Challenges and insights in UAV-based tomato yield estimation in commercial plasticulture systems
摘要
Advances in UAV remote sensing have prompted the exploration of phenotypic traits, such as canopy area, for timely yield assessments. However, conducting UAV-based yield assessments in large commercial fields under variable weather conditions remains challenging. We present an image analysis framework for the timely assessment of commercial tomato production in a raised bed plasticulture (RBP) system. Using a color-based segmentation method, we calculated the canopy area (crop canopy and weeds) to estimate yield. This approach was applied to evaluate common field-scale challenges, including fluctuating weather conditions (e.g., wind and lighting), weed interference, and crop maturity, all of which affect yield estimation accuracy in large commercial fields. Results indicate that the effectiveness of color-based segmentation depends strongly on orthomosaic image quality.

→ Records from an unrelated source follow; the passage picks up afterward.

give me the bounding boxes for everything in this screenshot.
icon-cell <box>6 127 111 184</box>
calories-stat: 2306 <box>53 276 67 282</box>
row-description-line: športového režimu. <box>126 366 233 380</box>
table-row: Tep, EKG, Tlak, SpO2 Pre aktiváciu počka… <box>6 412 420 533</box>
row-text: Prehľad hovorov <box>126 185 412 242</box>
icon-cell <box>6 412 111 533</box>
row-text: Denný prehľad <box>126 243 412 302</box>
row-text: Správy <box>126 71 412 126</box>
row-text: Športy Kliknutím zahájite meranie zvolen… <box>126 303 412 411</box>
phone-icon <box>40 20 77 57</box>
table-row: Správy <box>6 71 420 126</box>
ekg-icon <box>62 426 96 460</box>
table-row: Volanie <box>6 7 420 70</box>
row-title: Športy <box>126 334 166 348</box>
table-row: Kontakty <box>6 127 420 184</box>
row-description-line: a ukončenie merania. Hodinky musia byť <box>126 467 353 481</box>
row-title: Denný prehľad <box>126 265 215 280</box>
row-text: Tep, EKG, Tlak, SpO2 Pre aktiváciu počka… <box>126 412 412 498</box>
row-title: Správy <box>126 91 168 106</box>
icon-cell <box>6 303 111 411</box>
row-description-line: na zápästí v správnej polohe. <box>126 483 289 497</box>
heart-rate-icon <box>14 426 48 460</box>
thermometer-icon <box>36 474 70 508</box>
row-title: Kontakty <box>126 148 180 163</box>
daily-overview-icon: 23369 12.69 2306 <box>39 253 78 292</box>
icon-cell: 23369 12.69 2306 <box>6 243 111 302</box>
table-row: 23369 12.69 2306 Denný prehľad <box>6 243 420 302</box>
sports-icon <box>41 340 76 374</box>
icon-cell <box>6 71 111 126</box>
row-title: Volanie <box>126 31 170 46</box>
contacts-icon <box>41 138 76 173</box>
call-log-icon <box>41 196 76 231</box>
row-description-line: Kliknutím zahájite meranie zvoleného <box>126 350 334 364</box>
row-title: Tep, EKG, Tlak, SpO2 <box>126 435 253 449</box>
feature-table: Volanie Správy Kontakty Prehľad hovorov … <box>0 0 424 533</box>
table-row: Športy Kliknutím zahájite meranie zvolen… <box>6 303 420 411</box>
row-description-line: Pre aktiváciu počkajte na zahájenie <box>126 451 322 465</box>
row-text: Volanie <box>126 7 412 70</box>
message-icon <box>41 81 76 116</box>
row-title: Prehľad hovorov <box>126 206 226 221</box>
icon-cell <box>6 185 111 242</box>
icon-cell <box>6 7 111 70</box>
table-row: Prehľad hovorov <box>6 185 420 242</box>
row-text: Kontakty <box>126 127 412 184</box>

Therefore, adhering to best-practice recommendations for image acquisition and performing thorough preprocessing are essential when using these techniques for yield prediction . Regression analyses support the use of calculated canopy area to predict the total tomato yield grown in commercial RBP systems. Our findings suggest that from 10 weeks after transplanting to harvest, tomato plants in RBP systems in South Florida are mature enough to reflect their production potential. However, weed interference increases as harvest approaches. The results demonstrate the potential of the proposed approach to provide insights into yield responses to phosphorus (P) fertilization. Incorporating soil nutrient input data into regression models further improved yield prediction accuracy. Overall, canopy-based yield prediction offers a promising, cost-effective approach for early yield estimation and can be applied in agronomic research to support sustainable fresh-market tomato production in RBP systems.